Former attorney general Avichai Mandelblit said Thursday that the coalition’s bill to cancel the judicial “reasonableness” test for governmental decisions would “crush” the Supreme Court and constitute “a full-blown regime coup.”
At an “emergency conference” held by the Israel Bar Association in Tel Aviv, Mandelblit said the bill’s “purpose is to crush the independence of the entire justice system,” apparently meaning it will be followed by other overhaul bills.
But even on its own, he argued, the reasonableness bill “will crush Israeli democracy’s last line of defense — the Supreme Court.”
Mandelblit said the bill “could lead to tyranny, without any balance or defense, and therefore this in itself is a full-blown regime coup.”
The second and third readings on the bill, an amendment to Basic Law: The Judiciary, will begin on Sunday in the Knesset plenum, and the bill is expected to be approved and passed into law on Monday or Tuesday. It would ban the Supreme Court and lower courts from using the reasonableness standard to review decisions made by the government and cabinet ministers.
Mandelblit — who was appointed by Netanyahu and once seen as his confidant before overseeing his indictment in 2019 — argued Thursday that the only thing preventing ministers from firing current Attorney General Gali Baharav-Miara was the test of reasonableness.
Government ministers have butted heads with Baharav-Miara several times over the past year, most recently accusing her of being too soft on unruly anti-overhaul protesters. Some have explicitly called for her to be ousted from her position.
“According to them, the moment [the bill] passes, it will be possible to fire her and the Supreme Court won’t be able to intervene,” Mandelblit said.
Tamir Pardo, a former head of the Mossad spy agency, also voiced fears over the “reasonableness” bill on Thursday, saying it “constitutes the end of democracy, and allows the International Criminal Court in The Hague to investigate and summon IDF soldiers to court,” while speaking at a joint press conference with the Movement for Quality of Government and the Paratroopers for Democracy protest group.

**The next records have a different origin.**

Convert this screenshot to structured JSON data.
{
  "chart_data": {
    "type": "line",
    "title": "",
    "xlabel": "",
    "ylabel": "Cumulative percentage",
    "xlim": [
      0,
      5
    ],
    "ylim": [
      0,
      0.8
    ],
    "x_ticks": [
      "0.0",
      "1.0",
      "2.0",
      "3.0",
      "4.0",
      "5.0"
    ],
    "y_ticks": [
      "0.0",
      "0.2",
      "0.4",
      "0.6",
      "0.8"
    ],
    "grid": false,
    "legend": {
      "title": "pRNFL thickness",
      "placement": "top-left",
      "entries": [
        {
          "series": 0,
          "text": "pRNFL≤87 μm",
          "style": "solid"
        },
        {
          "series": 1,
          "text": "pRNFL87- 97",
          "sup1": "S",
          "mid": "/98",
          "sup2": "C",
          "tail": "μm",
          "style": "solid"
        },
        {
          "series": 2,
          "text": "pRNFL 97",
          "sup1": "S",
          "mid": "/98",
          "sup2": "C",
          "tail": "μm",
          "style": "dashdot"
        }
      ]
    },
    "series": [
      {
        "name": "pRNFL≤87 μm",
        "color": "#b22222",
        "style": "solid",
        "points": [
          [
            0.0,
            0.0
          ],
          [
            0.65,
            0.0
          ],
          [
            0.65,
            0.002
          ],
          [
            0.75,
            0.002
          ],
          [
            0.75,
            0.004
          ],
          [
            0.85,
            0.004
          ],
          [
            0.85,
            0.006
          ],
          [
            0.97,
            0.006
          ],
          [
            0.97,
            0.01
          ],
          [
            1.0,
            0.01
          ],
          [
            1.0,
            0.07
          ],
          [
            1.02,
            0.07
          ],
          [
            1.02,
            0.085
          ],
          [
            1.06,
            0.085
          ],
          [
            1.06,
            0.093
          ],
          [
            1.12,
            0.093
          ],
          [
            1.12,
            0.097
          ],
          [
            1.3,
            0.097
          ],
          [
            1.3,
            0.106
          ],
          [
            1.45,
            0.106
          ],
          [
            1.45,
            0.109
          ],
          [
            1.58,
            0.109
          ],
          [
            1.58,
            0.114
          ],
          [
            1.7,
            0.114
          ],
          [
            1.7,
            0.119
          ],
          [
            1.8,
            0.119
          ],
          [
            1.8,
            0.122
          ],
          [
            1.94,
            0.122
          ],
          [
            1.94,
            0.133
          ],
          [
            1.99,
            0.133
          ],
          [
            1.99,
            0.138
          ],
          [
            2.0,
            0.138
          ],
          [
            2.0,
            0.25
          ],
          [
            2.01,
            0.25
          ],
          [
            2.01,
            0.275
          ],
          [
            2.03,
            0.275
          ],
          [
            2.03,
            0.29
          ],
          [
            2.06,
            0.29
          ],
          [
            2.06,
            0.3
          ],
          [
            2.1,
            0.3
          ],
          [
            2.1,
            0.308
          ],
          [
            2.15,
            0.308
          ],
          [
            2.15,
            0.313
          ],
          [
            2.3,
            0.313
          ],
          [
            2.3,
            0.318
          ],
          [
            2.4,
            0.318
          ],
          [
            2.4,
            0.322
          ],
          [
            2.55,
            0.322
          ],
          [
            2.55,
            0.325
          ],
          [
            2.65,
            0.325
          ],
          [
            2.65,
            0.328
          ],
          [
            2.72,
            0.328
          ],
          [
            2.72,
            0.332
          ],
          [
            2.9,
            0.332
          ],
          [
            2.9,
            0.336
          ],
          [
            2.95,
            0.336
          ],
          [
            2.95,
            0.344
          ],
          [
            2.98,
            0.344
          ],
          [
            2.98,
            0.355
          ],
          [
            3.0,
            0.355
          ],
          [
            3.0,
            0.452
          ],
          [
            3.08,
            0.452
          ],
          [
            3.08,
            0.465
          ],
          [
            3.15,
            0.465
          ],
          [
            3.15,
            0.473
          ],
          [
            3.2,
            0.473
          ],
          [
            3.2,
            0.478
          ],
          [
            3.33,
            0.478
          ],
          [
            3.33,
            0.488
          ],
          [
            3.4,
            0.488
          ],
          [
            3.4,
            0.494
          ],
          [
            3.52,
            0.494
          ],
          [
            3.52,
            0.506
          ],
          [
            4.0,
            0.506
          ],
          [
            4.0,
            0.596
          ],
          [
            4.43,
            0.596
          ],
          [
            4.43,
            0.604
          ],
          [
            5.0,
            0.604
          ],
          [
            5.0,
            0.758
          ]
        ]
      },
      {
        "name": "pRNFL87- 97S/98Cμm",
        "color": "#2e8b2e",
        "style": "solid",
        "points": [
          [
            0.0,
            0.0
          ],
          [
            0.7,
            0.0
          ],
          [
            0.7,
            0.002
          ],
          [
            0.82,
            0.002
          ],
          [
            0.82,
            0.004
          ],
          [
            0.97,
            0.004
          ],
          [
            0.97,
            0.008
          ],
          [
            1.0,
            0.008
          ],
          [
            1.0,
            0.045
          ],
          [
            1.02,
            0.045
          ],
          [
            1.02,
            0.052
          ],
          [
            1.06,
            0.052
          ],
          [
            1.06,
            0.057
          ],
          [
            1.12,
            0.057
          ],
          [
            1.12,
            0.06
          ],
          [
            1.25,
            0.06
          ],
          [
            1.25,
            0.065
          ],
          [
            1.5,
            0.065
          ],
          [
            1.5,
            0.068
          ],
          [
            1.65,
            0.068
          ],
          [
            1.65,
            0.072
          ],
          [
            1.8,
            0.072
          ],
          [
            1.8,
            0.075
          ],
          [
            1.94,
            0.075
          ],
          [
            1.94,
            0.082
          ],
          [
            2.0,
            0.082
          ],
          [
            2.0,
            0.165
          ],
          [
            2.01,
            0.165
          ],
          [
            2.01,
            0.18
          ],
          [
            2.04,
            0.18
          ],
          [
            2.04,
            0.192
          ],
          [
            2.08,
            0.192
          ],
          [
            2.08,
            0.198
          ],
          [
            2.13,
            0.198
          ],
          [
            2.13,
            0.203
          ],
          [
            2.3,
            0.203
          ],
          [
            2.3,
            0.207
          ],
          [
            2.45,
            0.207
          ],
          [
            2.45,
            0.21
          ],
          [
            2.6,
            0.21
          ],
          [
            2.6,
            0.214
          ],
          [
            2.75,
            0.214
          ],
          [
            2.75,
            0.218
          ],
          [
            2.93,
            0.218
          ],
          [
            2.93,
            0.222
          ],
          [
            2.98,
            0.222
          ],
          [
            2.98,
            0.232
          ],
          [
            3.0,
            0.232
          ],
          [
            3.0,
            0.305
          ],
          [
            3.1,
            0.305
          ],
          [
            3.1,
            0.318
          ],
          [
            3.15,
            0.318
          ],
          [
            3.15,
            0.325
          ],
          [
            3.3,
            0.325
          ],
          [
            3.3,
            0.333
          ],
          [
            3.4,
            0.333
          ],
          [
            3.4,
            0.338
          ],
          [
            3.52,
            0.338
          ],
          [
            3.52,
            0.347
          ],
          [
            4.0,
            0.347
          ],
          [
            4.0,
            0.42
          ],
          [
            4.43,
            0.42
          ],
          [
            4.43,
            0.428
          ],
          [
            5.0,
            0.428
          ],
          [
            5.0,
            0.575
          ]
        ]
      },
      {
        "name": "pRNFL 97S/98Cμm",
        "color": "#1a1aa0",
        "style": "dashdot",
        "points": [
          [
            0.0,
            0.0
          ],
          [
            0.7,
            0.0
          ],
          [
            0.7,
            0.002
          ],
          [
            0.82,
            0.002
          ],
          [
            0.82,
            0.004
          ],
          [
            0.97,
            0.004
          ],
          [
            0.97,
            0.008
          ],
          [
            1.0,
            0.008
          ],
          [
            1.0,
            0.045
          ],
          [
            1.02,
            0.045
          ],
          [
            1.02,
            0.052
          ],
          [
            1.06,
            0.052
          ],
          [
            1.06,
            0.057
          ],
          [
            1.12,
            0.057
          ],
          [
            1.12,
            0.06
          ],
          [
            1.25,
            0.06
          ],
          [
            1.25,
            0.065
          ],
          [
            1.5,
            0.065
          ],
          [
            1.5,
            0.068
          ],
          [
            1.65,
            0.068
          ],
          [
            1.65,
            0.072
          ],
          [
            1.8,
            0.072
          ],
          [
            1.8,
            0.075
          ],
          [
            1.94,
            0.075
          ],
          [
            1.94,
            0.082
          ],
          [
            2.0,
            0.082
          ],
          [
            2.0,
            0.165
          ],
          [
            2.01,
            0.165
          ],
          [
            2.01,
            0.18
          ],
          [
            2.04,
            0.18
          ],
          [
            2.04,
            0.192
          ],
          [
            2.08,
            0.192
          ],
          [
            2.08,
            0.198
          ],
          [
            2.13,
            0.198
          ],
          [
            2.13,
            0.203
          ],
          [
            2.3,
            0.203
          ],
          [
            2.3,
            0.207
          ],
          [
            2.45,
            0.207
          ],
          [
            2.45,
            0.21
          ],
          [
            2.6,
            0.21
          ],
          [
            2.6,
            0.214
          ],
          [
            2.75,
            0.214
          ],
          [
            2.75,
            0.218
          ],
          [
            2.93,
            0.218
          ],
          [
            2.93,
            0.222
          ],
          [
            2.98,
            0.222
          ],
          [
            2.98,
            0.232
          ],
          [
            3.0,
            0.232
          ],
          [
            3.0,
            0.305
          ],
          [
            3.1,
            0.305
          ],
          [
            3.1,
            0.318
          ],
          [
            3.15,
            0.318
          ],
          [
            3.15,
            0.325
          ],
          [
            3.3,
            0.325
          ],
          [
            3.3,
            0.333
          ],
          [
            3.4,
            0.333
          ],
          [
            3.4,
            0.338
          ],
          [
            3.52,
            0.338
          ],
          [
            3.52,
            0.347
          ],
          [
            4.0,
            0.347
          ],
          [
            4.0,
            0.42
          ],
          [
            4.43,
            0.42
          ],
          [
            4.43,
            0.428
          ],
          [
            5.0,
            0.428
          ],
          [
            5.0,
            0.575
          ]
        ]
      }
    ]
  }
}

Pardo’s remarks were in reference to a fear among overhaul critics that by shackling the country’s independent judiciary, Israel will lose legitimacy in the international arena, exposing soldiers to prosecution by global bodies such as the International Criminal Court.
The bill, Pardo said, “endangers IDF soldiers” and if it passes, “we will not be surprised if parents don’t send their children to the army.”
“We will be similar to Iran and Hungary. Ostensibly a democracy, in practice a dictatorship,” he said. “In another two to three days, we can call Israel a former democracy.”
Later Thursday, Pardo told Channel 12 news that Netanyahu should be put on trial for carrying out a “coup” with his judicial overhaul legislation.
Pardo said he “greatly admires” those IDF reservists that have threatened to stop their voluntary reserve duty if the bill passes, adding that “everyone needs to make their own decision.”
“The person tearing apart the people’s army is the prime minister of Israel,” Pardo added. “He has no right to do so… He is carrying out a coup, with all the elements of a coup that all the history books record. That’s what he’s doing, and for this, I hope that one day he will be brought to justice in a court of law.”
“When a prime minister turns a democratic state into a dictatorship, he should be brought to justice,” Pardo said. “He received a mandate for a legitimate government whose task is to govern. Not for a government whose task or purpose is to change the nature of the regime in Israel.”
Nadav Argaman, a former Shin Bet security service chief, also backed military reservists who are threatening to stop showing up for duty in protest of the overhaul, in an interview with Army Radio on Thursday, hours after the Knesset Constitution, Law and Justice Committee approved the bill for its final reading.
“This is a regime coup. We all served under different governments… and received different orders; we believed more in some and less in others; it doesn’t matter. There is a different reality here, regime change is a new reality,” he said.